25ª semana del tiempo ordinario. Martes: Lc 8, 19-21

Hoy nos narra el evangelio el momento en que María, la madre de Jesús, y algunos familiares cercanos, llegan donde está hablando Jesús, pero no pueden acercarse porque hay mucha gente. Como este suceso lo narran también Mateo y Marcos tenemos más datos para explicarlo. Jesús estaba en una casa y estaba llena de gente. Por eso no podían entrar. San Lucas, que es el evangelista de la misericordia, quizá por deferencia con María, no nos dice la razón de la visita; pero san Marcos, que sabía muchos detalles por las explicaciones de san Pedro, en cuya casa seguramente estaba Jesús, nos cuenta que unos días antes habían estado unos familiares con Jesús queriendo llevárselo al pueblo, porque pensaban que estaba loco al no tener ni tiempo para comer. Es posible que Jesús les diría que tenía que hacer la voluntad de su Padre del cielo. El hecho es que volvieron con la Madre de Jesús para ver si le convencía de que se fuese a descansar a su pueblo. En verdad María no sabía todo y sólo quería ver a su hijo. Los que estaban junto a la puerta le dijeron a Jesús que le querían ver.

En ese momento Jesús aprovecha esta circunstancia para darnos una hermosa y gran enseñanza de que todos nosotros, si tenemos interés en escuchar la palabra de Dios y la ponemos en práctica, somos como de la familia de Jesús. No se trataba entonces de rechazar a su madre o de rebajarla. Todos los comentaristas han visto un gran elogio y alabanza para su madre. Jesús distingue la familia de la carne y la familia por el espíritu. María era su madre por la carne, pero era la persona más unida por el espíritu, y esto era más importante. Nadie como ella ha escuchado la palabra de Dios con un corazón tan abierto y acogedor hasta guardarla dentro de su corazón, como dice varias veces el evangelio. Y, si la guardaba, era para hacerla patente con las buenas obras. Especialmente recordamos la aceptación de la palabra de Dios, cuando en el momento de la Anunciación exclama: “Hágase en mi según tu palabra”.

Para nosotros la frase hoy de Jesús es muy esperanzadora, porque aunque no le vimos en el sentido material ni somos de su tiempo, con toda razón le podemos llamar hermano nuestro en este caminar hacia nuestro Padre Dios. Jesús nos quiere decir que la unión con Él no va a consistir en actos y ritos especiales, en entregarle algo de nuestro exterior, sino en la entrega de nuestros sentidos interiores: la inteligencia y el corazón.
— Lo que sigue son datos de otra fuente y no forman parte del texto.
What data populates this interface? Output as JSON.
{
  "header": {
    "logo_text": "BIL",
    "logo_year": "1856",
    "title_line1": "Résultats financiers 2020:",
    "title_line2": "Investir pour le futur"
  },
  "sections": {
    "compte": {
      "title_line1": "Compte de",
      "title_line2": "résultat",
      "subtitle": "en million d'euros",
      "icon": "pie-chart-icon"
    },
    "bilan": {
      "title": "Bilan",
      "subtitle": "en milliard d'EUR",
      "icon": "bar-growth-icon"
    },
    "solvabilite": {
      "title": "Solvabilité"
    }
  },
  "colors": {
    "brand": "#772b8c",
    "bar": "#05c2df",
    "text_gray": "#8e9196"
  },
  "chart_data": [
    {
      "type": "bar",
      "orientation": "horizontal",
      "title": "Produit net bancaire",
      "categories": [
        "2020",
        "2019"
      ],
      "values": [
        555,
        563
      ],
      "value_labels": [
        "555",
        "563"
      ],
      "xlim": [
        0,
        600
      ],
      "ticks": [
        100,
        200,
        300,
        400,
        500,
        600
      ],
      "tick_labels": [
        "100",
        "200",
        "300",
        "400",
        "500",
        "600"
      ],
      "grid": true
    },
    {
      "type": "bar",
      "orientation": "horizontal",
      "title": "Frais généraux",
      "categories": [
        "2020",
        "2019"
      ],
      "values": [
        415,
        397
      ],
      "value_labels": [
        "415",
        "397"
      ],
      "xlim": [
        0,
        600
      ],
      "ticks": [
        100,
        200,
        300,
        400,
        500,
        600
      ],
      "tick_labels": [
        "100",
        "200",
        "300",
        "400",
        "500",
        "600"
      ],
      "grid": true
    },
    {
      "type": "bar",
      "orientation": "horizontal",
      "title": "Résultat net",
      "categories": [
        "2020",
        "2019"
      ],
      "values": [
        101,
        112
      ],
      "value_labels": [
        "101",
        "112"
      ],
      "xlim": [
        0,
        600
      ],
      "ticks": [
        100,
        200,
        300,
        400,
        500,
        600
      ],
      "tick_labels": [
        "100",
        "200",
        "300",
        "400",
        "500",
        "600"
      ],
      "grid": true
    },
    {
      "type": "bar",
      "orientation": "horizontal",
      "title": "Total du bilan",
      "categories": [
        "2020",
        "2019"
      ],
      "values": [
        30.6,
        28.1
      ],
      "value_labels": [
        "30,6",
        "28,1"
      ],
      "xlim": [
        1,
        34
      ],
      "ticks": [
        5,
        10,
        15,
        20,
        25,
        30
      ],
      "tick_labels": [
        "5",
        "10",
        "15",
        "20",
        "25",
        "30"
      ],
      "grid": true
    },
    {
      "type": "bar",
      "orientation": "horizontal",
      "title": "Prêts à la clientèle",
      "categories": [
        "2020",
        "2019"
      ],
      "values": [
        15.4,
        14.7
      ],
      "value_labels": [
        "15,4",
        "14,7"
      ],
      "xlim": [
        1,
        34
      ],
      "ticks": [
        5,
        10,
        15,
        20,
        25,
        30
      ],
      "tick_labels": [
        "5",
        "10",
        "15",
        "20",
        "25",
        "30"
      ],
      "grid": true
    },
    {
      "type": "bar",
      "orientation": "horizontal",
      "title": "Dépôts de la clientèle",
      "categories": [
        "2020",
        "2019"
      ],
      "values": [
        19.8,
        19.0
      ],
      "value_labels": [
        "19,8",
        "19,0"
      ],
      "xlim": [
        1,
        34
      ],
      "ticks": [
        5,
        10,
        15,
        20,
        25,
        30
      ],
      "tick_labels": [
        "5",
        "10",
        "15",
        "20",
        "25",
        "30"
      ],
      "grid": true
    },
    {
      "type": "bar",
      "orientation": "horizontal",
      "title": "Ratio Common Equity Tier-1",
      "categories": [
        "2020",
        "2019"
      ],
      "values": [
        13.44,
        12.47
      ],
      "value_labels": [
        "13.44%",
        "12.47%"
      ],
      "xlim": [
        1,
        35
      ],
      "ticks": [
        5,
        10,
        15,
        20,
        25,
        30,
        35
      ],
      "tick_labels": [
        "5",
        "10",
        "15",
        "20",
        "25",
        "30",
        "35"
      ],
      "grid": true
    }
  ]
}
Jesús quiere formar una comunidad que sea una verdadera familia unida por la palabra de Dios aceptada y cumplida. Por eso Jesús, que era Dios, nos enseña a hablar con Dios Padre, llamándole “Padre” y pidiendo que se cumpla su voluntad.

Nos dice Jesús que para pertenecer a su familia hay que escuchar la palabra de Dios y ponerla en práctica. Por aquel tiempo había explicado la parábola del sembrador en que se habla de acoger la palabra de Dios. Para eso hay que preparar la tierra, que es el corazón. Pero no basta con oír la palabra, sino acogerla, que significa estar dispuestos a hacer la voluntad de Dios. Hay muchos que en sus oraciones quieren a toda costa que Dios haga nuestra voluntad; pero lo que se trata es de hacer la voluntad de Dios, porque es lo mejor para nosotros. Así entramos en la dinámica de la familia. Ante Dios somos como niños pequeños. Él sabe mucho mejor lo que nos conviene y lo que nos hará eternamente felices. Por eso la actitud que Jesús nos indica de poner en práctica la palabra de Dios, comienza por arrojarnos en sus brazos con confianza.

Jesús era el hijo bueno que, habiendo estado sujeto a José y María, desde la cruz se preocupó de su madre y se la confió a san Juan. Ahora no va a postergarla (la recibiría enseguida sin duda); pero nos dice que los lazos de la gracia son más potentes que los lazos de la sangre. Los lazos familiares son muy importantes, pero no son absolutos. Por eso no trata de rehusar a su familia, sino de ampliarla. Hoy nosotros nos debemos sentir felices en llamar a Dios como Padre y a Jesús como nuestro querido hermano. Y escuchemos la palabra de Dios, como una palabra familiar.